I've read the reported benefits of breastfeeding for babies, which include lower risk of health issues like ear infections, asthma, type 2 diabetes, eczema, SIDs, respiratory infections, and obesity. But I don't think they tell the full picture. Besides, my son already has eczema and studies have had inconsistent findings between breastfed babies and the risk of being overweight as children.

These benefits also don't take into account the mental toll breastfeeding takes on mothers. In my case, I believe it sparked a bout of hypervigilance and possible postpartum anxiety. During baby-free outings, I'd scan parking lots for backup lights, double and triple checking that I could cross safely and get home to feed my baby. When I drove, I avoided highways or roads that required high speeds.

I had awful thoughts that something catastrophic would happen to me, rendering myself unable to breastfeed. Would my son scream and refuse the bottle of pumped breastmilk, even though he was hungry? Would he succumb and take a syringe of breastmilk? Could I refuse pain medication for a hypothetical injury and breastfeed from a hospital bed?

While I was never formally diagnosed with postpartum anxiety, I know that it was possible. In fact, more than 15 percent of pregnant and postpartum women experienced anxiety or a related disorder.

Exclusively breastfeeding also meant that though I had a great support system, I wasn't able to properly utilize it. Throughout my pregnancy, my husband never missed an appointment. He was an active participant in labor and delivery, watching our son tumble headfirst into the world. He even took four weeks of paternity leave.

But since he wasn't able to feed our son, there were only a few hours per day when he could actually be hands-on with him. Our normally easygoing baby screamed anytime someone tried to give him a bottle—grandparents, my husband, and even myself. We spent hundreds of dollars on different types of bottles. None of them worked.

So during his paternity leave, my husband spent a lot of time completing projects around the house or doing other household chores, like making dinner or going grocery shopping. It helped, but it wasn't how he wanted to help. To be fair, I know that not all breastfed babies refuse the bottle. But do a quick Google search, and you'll find the issue is common. The time commitment needed for breastfeeding can also be intense for a new mom who's recovering from the trauma of birth herself. For the first month of my baby's life, he breastfed at least every hour and a half during the day and several times at night. I was quite literally, at his beck and cry. (Get it?)

This schedule made it impossible for me to do anything for longer than an hour or two—freelance writing assignments, doctor's visits, self-care. I knew this schedule wasn't sustainable for the long-term. So when our son was nearly 11 months old and still breastfeeding four times a day and once overnight (in addition to three full meals of solid food), I knew it was time to cut him off.

Surprisingly, the transition was easy. My son took to sippy cups like he had never waged a full-blown war on the bottle, and I was able to cut out breastfeeding completely in about a week. Some moms say they feel emotional when they stop breastfeeding. I felt relieved.

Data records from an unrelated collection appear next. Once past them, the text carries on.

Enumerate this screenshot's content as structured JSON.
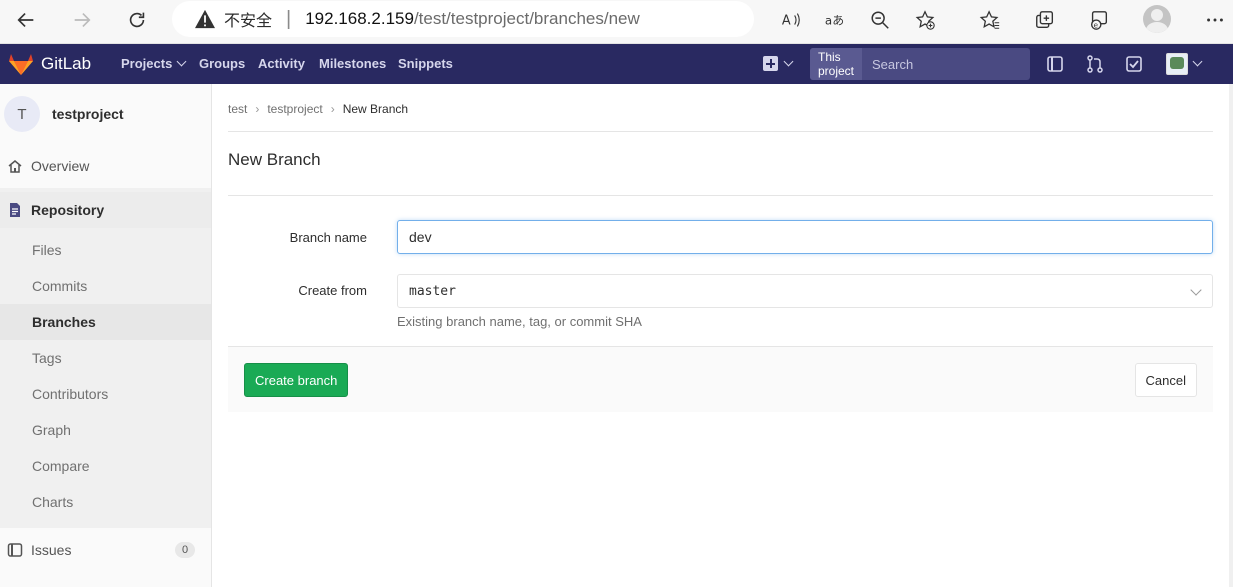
{
  "browser": {
    "insecure_label": "不安全",
    "url_host": "192.168.2.159",
    "url_path": "/test/testproject/branches/new"
  },
  "navbar": {
    "brand": "GitLab",
    "links": [
      "Projects",
      "Groups",
      "Activity",
      "Milestones",
      "Snippets"
    ],
    "search_scope": "This project",
    "search_placeholder": "Search"
  },
  "sidebar": {
    "project_initial": "T",
    "project_name": "testproject",
    "overview": "Overview",
    "repository": "Repository",
    "repo_items": [
      "Files",
      "Commits",
      "Branches",
      "Tags",
      "Contributors",
      "Graph",
      "Compare",
      "Charts"
    ],
    "issues": "Issues",
    "issues_count": "0"
  },
  "breadcrumb": [
    "test",
    "testproject",
    "New Branch"
  ],
  "page": {
    "title": "New Branch",
    "branch_name_label": "Branch name",
    "branch_name_value": "dev",
    "create_from_label": "Create from",
    "create_from_value": "master",
    "help": "Existing branch name, tag, or commit SHA",
    "create_button": "Create branch",
    "cancel_button": "Cancel"
  },
  "colors": {
    "navbar": "#292961",
    "primary_button": "#1aaa55",
    "focus_border": "#73afea"
  }
}
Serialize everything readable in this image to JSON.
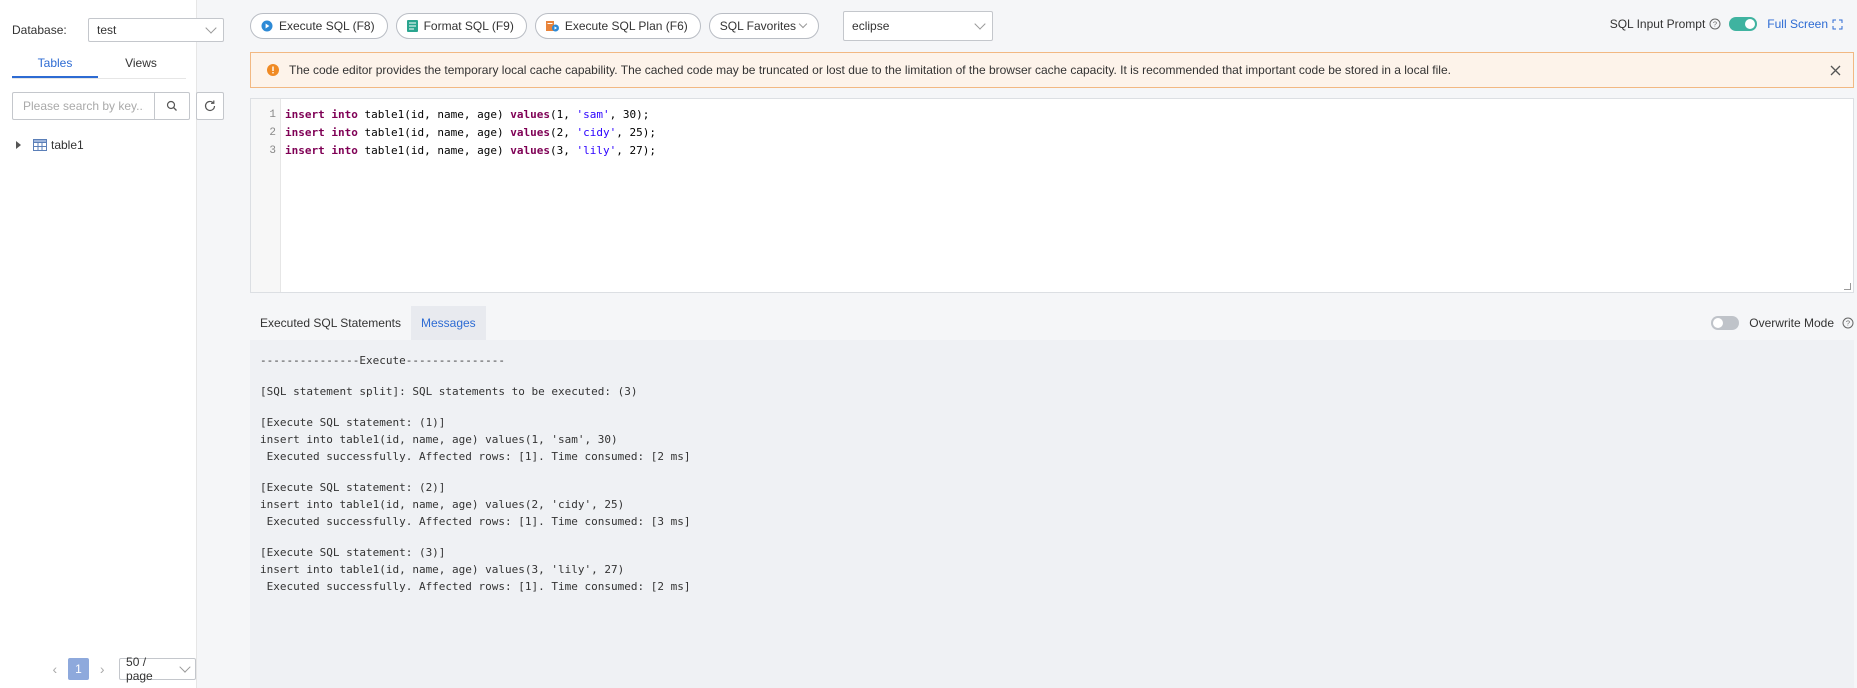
{
  "sidebar": {
    "database_label": "Database:",
    "database_value": "test",
    "tabs": [
      "Tables",
      "Views"
    ],
    "search_placeholder": "Please search by key...",
    "tree_items": [
      "table1"
    ],
    "pagination": {
      "current_page": "1",
      "page_size": "50 / page"
    }
  },
  "toolbar": {
    "execute_sql": "Execute SQL (F8)",
    "format_sql": "Format SQL (F9)",
    "execute_plan": "Execute SQL Plan (F6)",
    "favorites": "SQL Favorites",
    "theme": "eclipse",
    "sql_input_prompt": "SQL Input Prompt",
    "full_screen": "Full Screen"
  },
  "notice": {
    "text": "The code editor provides the temporary local cache capability. The cached code may be truncated or lost due to the limitation of the browser cache capacity. It is recommended that important code be stored in a local file."
  },
  "editor": {
    "line_numbers": [
      "1",
      "2",
      "3"
    ],
    "lines": [
      {
        "kw1": "insert",
        "kw2": "into",
        "t1": " table1(id, name, age) ",
        "kw3": "values",
        "t2": "(1, ",
        "s": "'sam'",
        "t3": ", 30);"
      },
      {
        "kw1": "insert",
        "kw2": "into",
        "t1": " table1(id, name, age) ",
        "kw3": "values",
        "t2": "(2, ",
        "s": "'cidy'",
        "t3": ", 25);"
      },
      {
        "kw1": "insert",
        "kw2": "into",
        "t1": " table1(id, name, age) ",
        "kw3": "values",
        "t2": "(3, ",
        "s": "'lily'",
        "t3": ", 27);"
      }
    ]
  },
  "results": {
    "tabs": [
      "Executed SQL Statements",
      "Messages"
    ],
    "overwrite_mode": "Overwrite Mode",
    "messages": {
      "execute_header": "---------------Execute---------------",
      "split": "[SQL statement split]: SQL statements to be executed: (3)",
      "blocks": [
        {
          "title": "[Execute SQL statement: (1)]",
          "sql": "insert into table1(id, name, age) values(1, 'sam', 30)",
          "result": " Executed successfully. Affected rows: [1]. Time consumed: [2 ms]"
        },
        {
          "title": "[Execute SQL statement: (2)]",
          "sql": "insert into table1(id, name, age) values(2, 'cidy', 25)",
          "result": " Executed successfully. Affected rows: [1]. Time consumed: [3 ms]"
        },
        {
          "title": "[Execute SQL statement: (3)]",
          "sql": "insert into table1(id, name, age) values(3, 'lily', 27)",
          "result": " Executed successfully. Affected rows: [1]. Time consumed: [2 ms]"
        }
      ]
    }
  },
  "colors": {
    "accent": "#2d6bd3",
    "toggle_on": "#3fb3a0",
    "notice_bg": "#fdf3ea",
    "notice_border": "#f2b882",
    "warning_icon": "#f08a24"
  }
}
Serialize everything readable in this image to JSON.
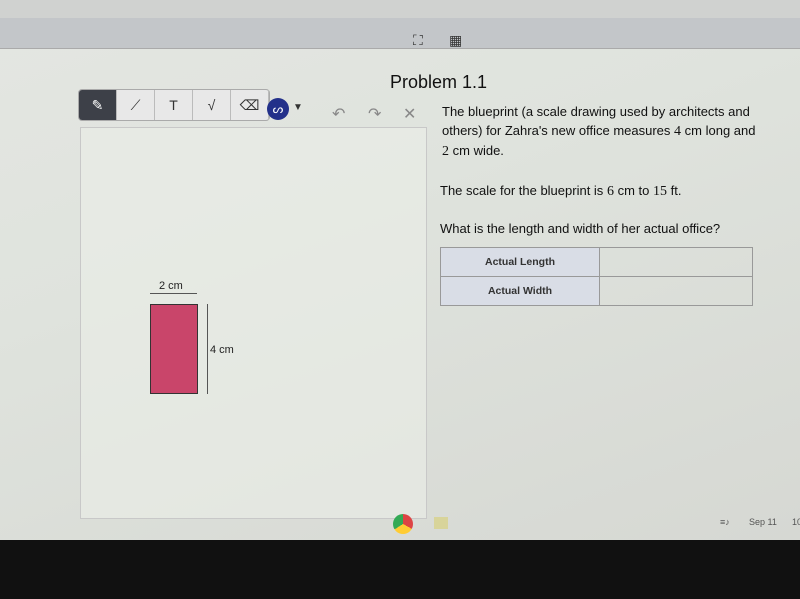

I know that I'm lucky to have had the ability to breastfeed my son, and that it's a privilege to work from home and breastfeed on demand. (Though, to be fair, it didn't always feel that way.) And yes, breastfeeding my son was an incredible bonding experience.

But like anything in parenting, I'm just not sure the standard breastfeeding recommendation is a one-size-fits-all solution. For my family, it wasn't. And that's OK.